According to the U.S. Treasury, 1909 was the launch date for the Lincoln portrait penny. It was minted in celebration of the former president's birth date anniversary. Victor David Brenner was the sculptor selected by Theodore Roosevelt to create Lincoln's likeness on the coin.
The Lincoln cent was also the first time the words "In God We Trust" appeared on the penny. The first minted Lincoln pennies had the sculptor's initials, VDB, stamped on the coin. Subsequent rare pennies did not have these initials, as some believed that it detracted from the design. In 1918 the initials were restored, placed slightly under Lincoln's shoulder.
The steel cent made its appearance in 1943 as a result of World War II. The pennies were made of low-grade carbon steel and a zinc coating. These rare pennies were similar to the Lincoln head, with the exception they were approximately 8 grains lighter because of the lightweight metal.
In 1944, the weight of the penny was changed back to the original 48 grains in weight when they modified the alloy being used in its composition.
In 1959 the penny underwent another change on the reverse side. Until 1959, the words "one cent" appeared on the reverse, encircled by a two wheat heads. In 1959 the reverse was changed to the image of the Lincoln Memorial, located in Washington D.C. Frank Gasparro, an engraver at the U.S. Mint, created the design. His initials appear in the shrubbery around the memorial.
The 1960 penny is considered collectible for some simple changes that affected its design.

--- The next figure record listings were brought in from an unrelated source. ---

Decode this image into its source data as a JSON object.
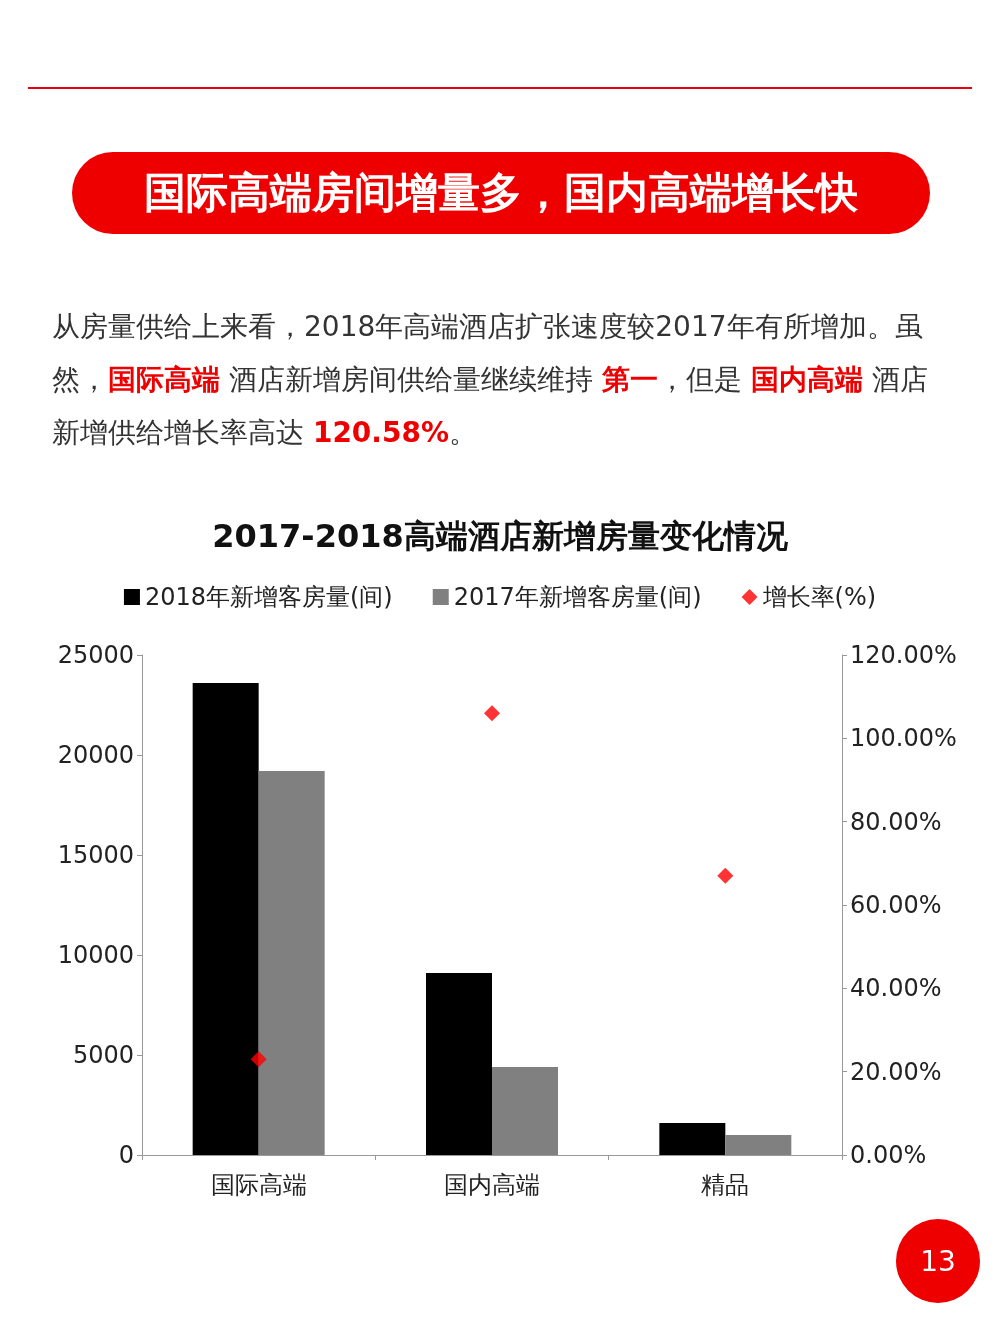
{
  "chart_data": {
    "type": "bar",
    "title": "2017-2018高端酒店新增房量变化情况",
    "subtitle": "国际高端房间增量多，国内高端增长快",
    "annotations": [
      "从房量供给上来看，2018年高端酒店扩张速度较2017年有所增加。虽然，",
      "国际高端",
      " 酒店新增房间供给量继续维持 ",
      "第一",
      "，但是 ",
      "国内高端",
      " 酒店新增供给增长率高达 ",
      "120.58%",
      "。",
      "13"
    ],
    "categories": [
      "国际高端",
      "国内高端",
      "精品"
    ],
    "series": [
      {
        "name": "2018年新增客房量(间)",
        "color": "#000000",
        "values": [
          23600,
          9100,
          1600
        ]
      },
      {
        "name": "2017年新增客房量(间)",
        "color": "#808080",
        "values": [
          19200,
          4400,
          1000
        ]
      },
      {
        "name": "增长率(%)",
        "type": "scatter",
        "axis": "y2",
        "marker": "diamond",
        "color": "#ff0000",
        "values": [
          23,
          106,
          67
        ]
      }
    ],
    "ylim": [
      0,
      25000
    ],
    "yticks": [
      0,
      5000,
      10000,
      15000,
      20000,
      25000
    ],
    "y2lim": [
      0,
      120
    ],
    "y2ticks": [
      {
        "value": 0,
        "label": "0.00%"
      },
      {
        "value": 20,
        "label": "20.00%"
      },
      {
        "value": 40,
        "label": "40.00%"
      },
      {
        "value": 60,
        "label": "60.00%"
      },
      {
        "value": 80,
        "label": "80.00%"
      },
      {
        "value": 100,
        "label": "100.00%"
      },
      {
        "value": 120,
        "label": "120.00%"
      }
    ],
    "legend": "top",
    "grid": false
  }
}
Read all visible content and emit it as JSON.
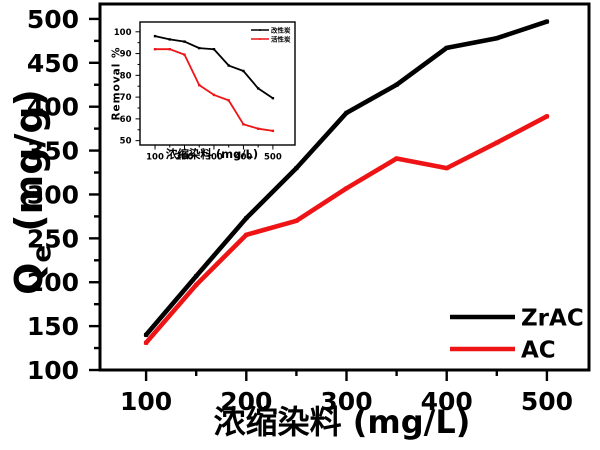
{
  "figure": {
    "background": "#ffffff",
    "axis_color": "#000000",
    "text_color": "#000000",
    "accent_red": "#ee1416"
  },
  "chart_data": [
    {
      "id": "main",
      "type": "line",
      "title": "",
      "xlabel": "浓缩染料 (mg/L)",
      "ylabel": "Qe (mg/g)",
      "ylabel_parts": {
        "q": "Q",
        "sub": "e",
        "units": " (mg/g)"
      },
      "x": [
        100,
        150,
        200,
        250,
        300,
        350,
        400,
        450,
        500
      ],
      "series": [
        {
          "name": "ZrAC",
          "color": "#000000",
          "values": [
            140,
            207,
            273,
            330,
            393,
            425,
            467,
            478,
            497
          ]
        },
        {
          "name": "AC",
          "color": "#ee1416",
          "values": [
            131,
            197,
            254,
            270,
            307,
            341,
            330,
            359,
            389
          ]
        }
      ],
      "xticks": [
        100,
        200,
        300,
        400,
        500
      ],
      "xminorticks": [
        150,
        250,
        350,
        450
      ],
      "yticks": [
        100,
        150,
        200,
        250,
        300,
        350,
        400,
        450,
        500
      ],
      "yminorticks": [
        125,
        175,
        225,
        275,
        325,
        375,
        425,
        475
      ],
      "xlim": [
        54,
        542
      ],
      "ylim": [
        100,
        517
      ],
      "grid": false,
      "legend_position": "lower right"
    },
    {
      "id": "inset",
      "type": "line",
      "title": "",
      "xlabel": "浓缩染料 (mg/L)",
      "ylabel": "Removal %",
      "x": [
        100,
        150,
        200,
        250,
        300,
        350,
        400,
        450,
        500
      ],
      "series": [
        {
          "name": "改性炭",
          "color": "#000000",
          "values": [
            98,
            96.5,
            95.5,
            92.5,
            92,
            84.5,
            82,
            74,
            69.5
          ]
        },
        {
          "name": "活性炭",
          "color": "#ee1416",
          "values": [
            92,
            92,
            89.5,
            75.5,
            71,
            68.5,
            57.5,
            55.5,
            54.5
          ]
        }
      ],
      "xticks": [
        100,
        200,
        300,
        400,
        500
      ],
      "xminorticks": [
        150,
        250,
        350,
        450
      ],
      "yticks": [
        50,
        60,
        70,
        80,
        90,
        100
      ],
      "yminorticks": [
        55,
        65,
        75,
        85,
        95
      ],
      "xlim": [
        49,
        575
      ],
      "ylim": [
        48,
        104.5
      ],
      "grid": false,
      "legend_position": "upper right"
    }
  ]
}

Some pennies were minted with smaller dates than others; the smaller dates were found to be less common. The value of the 1960-D penny rapidly increased in value, though quickly plummeted when the supply quickly met the demand.
1972 Double Die
In 1970, a small date caused a ripple of interest in the penny, but nothing was as sensational as the 1972 double die error. On this particular penny, the date and motto were doubled. Many collectors have this particular penny in their collection, mainly because of the national attention given to this error.
This was the first year that copper was no longer used in such a high percentage. The composition was changed from 95 percent copper and 5 percent zinc to 97.5 percent zinc and 2.5 percent copper. The reason for this huge change was the rising cost of copper.
Collecting Rare Pennies Today
The double die errors have continued, with the most recent example being the 1995 errors. With so many of these pennies in circulation, it isn't unusual to come across them in the course of regular transactions at your favorite stores or at the bank.
While it isn't probable that you could find a Fugio penny by accident today, it is still possible to come across Indian head and on occasion, steel pennies. The trick is keeping your eyes peeled for these finds as well as looking for your favorites in the right places.
A few places that you can try finding these old pennies are:
- Reputable coin sellers
- Estate auctions
- Flea markets
- Relatives and friends that also collect coins
Where to Buy Pennies on the Internet
There are several places you kind find rare pennies on the Internet.
Heritage Auctions carries a wide variety of collectible coins including unique and rare pennies.
David Lawrence stocks many rare coins, both American and from around the world.
The David Hall site is full of information and resources about collectible coins. It includes a price guide and coins for sale.
Pete's Coin & Currency, Inc.
Pete's buys and sells rare coins. This company also offers appraisals by appointment.
Collecting Pennies Is a Treasure Hunt
Collecting rare pennies is a treasure hunt of sorts. They can be found anywhere; a sidewalk, in a cash register, in jar of pennies. Most people never consider examining the penny they are about to use at the store to see if it might be rare. Once you start looking, you may be surprised how many you find. One thing is certain, however; you will never look at pennies the same way again.